All three inequalities hold for this example as well.

Process Skill: APPLY CONSTRAINTS - Testing multiple values within the given constraint ensures our reasoning applies universally.

5. Final Answer

Since all three inequalities (I, II, and III) must be true for any value of \(\mathrm{x}\) where \(0 < \mathrm{x} < 1\), the answer is E. I, II and III.

This matches the given correct answer of E.

Common Faltering Points

Errors while devising the approach

Faltering Point 1: Misunderstanding the constraint \(0 < \mathrm{x} < 1\)
Students often fail to grasp that when \(0 < \mathrm{x} < 1\), higher powers of \(\mathrm{x}\) become progressively smaller. They may incorrectly assume that \(\mathrm{x}^5 > \mathrm{x}^3\) (thinking higher powers are always larger) instead of recognizing that for proper fractions, \(\mathrm{x}^5 < \mathrm{x}^4 < \mathrm{x}^3 < \mathrm{x}^2 < \mathrm{x}^1\). This fundamental misunderstanding leads to incorrect evaluation of all three inequalities.

Faltering Point 2: Overlooking the "must be true" requirement
The question asks which inequalities "must be true" for all values where \(0 < \mathrm{x} < 1\). Students might test only one specific value (like \(\mathrm{x} = 0.5\)) and conclude an inequality is true without verifying it holds universally. They need to understand that "must be true" means the inequality works for every possible value in the given range, not just cherry-picked examples.

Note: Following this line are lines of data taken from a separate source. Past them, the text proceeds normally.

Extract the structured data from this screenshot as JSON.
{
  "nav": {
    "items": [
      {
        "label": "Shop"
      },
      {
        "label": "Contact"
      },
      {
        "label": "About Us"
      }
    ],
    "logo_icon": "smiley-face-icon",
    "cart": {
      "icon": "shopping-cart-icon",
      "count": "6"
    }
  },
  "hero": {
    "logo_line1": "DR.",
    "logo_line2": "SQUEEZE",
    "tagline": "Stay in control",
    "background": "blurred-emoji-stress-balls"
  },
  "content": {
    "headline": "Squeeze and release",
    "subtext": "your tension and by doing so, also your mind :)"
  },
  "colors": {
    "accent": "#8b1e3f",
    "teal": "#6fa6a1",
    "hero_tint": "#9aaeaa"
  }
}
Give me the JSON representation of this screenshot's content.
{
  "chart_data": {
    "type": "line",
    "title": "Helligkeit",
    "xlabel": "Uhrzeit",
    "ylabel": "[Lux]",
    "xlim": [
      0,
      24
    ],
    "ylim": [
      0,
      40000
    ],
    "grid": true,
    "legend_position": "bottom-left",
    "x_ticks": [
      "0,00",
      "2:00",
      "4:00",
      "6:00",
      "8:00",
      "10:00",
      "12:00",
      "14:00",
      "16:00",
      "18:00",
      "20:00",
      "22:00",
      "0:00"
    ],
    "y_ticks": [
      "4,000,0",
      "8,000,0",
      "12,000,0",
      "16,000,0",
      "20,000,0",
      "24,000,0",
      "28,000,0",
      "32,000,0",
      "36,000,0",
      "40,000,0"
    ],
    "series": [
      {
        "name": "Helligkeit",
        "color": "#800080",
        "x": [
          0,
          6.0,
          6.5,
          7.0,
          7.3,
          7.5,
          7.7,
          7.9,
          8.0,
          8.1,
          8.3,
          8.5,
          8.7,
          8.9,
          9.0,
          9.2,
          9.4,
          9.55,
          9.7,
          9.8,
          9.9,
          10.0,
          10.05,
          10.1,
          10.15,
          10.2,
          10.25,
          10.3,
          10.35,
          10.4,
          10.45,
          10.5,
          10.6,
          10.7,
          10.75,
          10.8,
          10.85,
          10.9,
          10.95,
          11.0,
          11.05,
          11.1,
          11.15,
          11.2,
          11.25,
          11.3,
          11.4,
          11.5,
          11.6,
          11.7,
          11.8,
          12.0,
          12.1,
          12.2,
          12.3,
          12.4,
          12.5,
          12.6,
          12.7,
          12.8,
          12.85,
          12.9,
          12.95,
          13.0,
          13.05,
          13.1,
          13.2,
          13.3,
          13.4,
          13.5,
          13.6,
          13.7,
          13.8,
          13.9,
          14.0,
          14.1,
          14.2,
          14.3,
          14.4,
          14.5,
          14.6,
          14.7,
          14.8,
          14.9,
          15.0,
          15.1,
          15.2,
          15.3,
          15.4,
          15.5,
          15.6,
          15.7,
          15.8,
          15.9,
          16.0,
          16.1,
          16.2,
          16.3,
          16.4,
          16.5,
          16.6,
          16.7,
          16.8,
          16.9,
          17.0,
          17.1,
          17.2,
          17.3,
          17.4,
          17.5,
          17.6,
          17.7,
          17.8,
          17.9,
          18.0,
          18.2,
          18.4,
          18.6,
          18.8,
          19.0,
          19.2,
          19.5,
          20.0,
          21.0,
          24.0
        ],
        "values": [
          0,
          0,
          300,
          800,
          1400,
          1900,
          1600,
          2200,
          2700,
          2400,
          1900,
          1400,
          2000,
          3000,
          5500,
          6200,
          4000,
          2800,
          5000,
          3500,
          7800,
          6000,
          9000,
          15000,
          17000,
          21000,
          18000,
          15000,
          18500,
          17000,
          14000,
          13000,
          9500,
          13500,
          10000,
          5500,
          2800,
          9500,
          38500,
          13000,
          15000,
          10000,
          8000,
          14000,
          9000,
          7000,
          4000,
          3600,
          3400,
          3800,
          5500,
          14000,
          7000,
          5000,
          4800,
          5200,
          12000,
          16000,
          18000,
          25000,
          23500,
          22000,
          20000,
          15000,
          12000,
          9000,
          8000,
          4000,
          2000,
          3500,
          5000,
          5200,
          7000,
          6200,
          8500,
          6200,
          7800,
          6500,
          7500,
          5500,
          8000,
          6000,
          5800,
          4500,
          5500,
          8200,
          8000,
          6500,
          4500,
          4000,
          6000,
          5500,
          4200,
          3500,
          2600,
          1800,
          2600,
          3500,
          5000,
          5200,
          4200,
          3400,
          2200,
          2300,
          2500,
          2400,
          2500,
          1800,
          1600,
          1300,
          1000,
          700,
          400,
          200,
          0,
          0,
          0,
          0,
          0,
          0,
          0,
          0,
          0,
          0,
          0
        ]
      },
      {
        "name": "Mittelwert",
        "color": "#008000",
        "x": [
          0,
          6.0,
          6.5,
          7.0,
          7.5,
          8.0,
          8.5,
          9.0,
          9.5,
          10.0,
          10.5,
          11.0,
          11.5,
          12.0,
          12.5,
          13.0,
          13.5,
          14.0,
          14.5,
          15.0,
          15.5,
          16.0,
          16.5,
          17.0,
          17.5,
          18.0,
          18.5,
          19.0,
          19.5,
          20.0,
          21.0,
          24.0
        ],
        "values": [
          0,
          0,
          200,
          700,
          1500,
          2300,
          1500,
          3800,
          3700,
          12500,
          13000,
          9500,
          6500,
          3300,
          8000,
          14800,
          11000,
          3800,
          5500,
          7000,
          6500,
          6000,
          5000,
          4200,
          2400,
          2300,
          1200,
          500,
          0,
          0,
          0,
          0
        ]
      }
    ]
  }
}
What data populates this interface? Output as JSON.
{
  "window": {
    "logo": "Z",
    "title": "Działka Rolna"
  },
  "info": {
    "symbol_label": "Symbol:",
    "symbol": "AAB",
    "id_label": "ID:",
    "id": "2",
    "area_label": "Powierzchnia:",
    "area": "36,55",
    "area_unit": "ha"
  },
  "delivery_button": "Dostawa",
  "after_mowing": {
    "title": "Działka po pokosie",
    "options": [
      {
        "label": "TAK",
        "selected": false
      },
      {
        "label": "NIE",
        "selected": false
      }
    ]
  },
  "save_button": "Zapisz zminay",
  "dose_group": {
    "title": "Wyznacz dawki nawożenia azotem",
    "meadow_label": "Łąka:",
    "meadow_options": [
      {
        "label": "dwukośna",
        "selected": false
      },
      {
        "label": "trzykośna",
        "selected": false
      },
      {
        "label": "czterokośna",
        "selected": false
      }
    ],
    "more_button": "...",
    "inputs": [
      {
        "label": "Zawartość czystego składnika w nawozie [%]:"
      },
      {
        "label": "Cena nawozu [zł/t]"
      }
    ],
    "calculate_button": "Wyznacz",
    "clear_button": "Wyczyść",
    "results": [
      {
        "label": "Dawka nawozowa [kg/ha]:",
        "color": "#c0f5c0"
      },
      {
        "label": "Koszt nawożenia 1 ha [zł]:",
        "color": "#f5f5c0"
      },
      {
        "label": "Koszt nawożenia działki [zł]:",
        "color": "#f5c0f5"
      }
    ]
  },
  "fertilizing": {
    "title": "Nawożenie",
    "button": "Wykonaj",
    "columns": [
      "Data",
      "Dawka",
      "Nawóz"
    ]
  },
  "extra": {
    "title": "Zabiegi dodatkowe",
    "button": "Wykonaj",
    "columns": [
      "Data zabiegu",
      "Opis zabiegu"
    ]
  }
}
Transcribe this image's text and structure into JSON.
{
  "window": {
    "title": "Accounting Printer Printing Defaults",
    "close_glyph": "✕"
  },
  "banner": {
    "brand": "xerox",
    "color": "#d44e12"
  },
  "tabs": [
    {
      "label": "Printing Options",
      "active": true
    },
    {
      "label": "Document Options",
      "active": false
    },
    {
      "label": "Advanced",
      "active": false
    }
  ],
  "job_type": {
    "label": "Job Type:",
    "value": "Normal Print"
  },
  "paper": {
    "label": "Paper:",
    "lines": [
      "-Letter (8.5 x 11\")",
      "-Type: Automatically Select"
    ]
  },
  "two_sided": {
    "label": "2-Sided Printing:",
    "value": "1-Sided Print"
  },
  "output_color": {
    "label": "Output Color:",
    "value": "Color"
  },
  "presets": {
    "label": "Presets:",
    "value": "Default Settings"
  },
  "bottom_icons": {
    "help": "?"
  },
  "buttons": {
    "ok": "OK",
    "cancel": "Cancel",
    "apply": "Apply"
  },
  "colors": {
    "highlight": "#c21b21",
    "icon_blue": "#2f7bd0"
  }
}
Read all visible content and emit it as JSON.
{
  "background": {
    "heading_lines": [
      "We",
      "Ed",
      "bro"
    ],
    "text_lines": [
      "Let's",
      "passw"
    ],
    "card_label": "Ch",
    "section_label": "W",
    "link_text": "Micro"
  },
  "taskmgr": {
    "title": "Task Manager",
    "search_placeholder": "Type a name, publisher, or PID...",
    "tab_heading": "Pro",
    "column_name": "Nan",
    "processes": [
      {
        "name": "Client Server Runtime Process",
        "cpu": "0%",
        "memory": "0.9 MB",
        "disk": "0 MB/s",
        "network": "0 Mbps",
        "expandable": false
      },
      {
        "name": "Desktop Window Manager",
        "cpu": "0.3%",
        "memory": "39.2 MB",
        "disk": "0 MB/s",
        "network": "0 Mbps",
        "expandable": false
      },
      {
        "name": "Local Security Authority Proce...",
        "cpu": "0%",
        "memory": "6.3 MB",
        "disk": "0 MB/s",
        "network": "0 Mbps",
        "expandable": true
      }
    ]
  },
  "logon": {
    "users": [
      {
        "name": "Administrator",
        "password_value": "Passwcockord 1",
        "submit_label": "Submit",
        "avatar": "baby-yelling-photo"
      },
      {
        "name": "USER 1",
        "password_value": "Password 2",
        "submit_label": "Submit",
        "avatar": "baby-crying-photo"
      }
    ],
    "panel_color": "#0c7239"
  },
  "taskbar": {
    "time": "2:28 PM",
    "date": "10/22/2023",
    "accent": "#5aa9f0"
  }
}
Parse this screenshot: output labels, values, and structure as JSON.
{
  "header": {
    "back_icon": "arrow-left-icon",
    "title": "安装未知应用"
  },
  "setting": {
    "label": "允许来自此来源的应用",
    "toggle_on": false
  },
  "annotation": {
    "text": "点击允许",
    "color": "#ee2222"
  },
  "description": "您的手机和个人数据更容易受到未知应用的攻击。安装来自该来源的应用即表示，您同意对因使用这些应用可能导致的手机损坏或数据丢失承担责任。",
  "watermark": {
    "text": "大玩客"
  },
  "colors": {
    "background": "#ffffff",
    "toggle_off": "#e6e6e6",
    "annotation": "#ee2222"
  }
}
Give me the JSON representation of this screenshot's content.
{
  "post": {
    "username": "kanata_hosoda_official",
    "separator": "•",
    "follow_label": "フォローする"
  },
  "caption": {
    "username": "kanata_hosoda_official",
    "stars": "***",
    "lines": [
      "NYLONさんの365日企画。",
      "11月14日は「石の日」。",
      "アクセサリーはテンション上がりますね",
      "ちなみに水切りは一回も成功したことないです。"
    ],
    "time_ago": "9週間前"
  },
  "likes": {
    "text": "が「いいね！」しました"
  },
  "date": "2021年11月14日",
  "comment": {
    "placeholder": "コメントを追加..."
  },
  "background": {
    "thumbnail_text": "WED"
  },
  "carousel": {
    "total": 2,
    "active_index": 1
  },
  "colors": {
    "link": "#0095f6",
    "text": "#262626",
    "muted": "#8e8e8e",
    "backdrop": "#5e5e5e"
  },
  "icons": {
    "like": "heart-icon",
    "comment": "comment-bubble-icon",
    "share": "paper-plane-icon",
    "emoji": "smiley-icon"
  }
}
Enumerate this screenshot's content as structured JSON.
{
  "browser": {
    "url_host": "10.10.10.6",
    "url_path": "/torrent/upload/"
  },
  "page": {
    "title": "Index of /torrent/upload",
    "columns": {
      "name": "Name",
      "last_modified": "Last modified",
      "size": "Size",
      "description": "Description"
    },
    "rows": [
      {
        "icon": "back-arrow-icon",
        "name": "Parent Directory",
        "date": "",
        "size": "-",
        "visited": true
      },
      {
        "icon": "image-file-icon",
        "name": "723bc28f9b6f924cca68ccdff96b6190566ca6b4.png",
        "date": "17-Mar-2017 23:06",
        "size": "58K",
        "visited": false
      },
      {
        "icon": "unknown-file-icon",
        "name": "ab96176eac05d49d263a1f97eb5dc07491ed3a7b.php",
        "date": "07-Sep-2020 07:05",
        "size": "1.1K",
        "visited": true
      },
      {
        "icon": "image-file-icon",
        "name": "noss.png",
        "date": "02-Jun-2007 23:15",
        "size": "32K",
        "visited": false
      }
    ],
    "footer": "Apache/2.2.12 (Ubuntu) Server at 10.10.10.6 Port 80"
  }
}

Faltering Point 3: Inadequate approach for complex inequalities
For Inequality III (\(\mathrm{x}^4 - \mathrm{x}^5 < \mathrm{x}^2 - \mathrm{x}^3\)), students may struggle to devise a systematic approach. Instead of factoring out common terms to get \(\mathrm{x}^4(1-\mathrm{x}) < \mathrm{x}^2(1-\mathrm{x})\) and then comparing \(\mathrm{x}^4\) vs \(\mathrm{x}^2\), they might attempt direct numerical substitution without understanding the underlying algebraic relationship, making verification unnecessarily complicated.

Errors while executing the approach

Faltering Point 1: Arithmetic errors in power calculations
When testing with specific values like \(\mathrm{x} = \frac{1}{2}\), students frequently make calculation mistakes. For example, they might incorrectly compute \(\left(\frac{1}{2}\right)^5 = \frac{1}{16}\) instead of \(\frac{1}{32}\), or miscalculate fractions when adding terms like \(\mathrm{x}^4 + \mathrm{x}^5\). These computational errors lead to wrong conclusions about whether inequalities hold.

Faltering Point 2: Incorrect algebraic manipulation
In Inequality III, when factoring \(\mathrm{x}^4 - \mathrm{x}^5 = \mathrm{x}^4(1-\mathrm{x})\) and \(\mathrm{x}^2 - \mathrm{x}^3 = \mathrm{x}^2(1-\mathrm{x})\), students may make algebraic errors such as incorrect factorization or sign errors. They might also incorrectly cancel the \((1-\mathrm{x})\) factor without recognizing that since \(0 < \mathrm{x} < 1\), we have \((1-\mathrm{x}) > 0\), making the cancellation valid.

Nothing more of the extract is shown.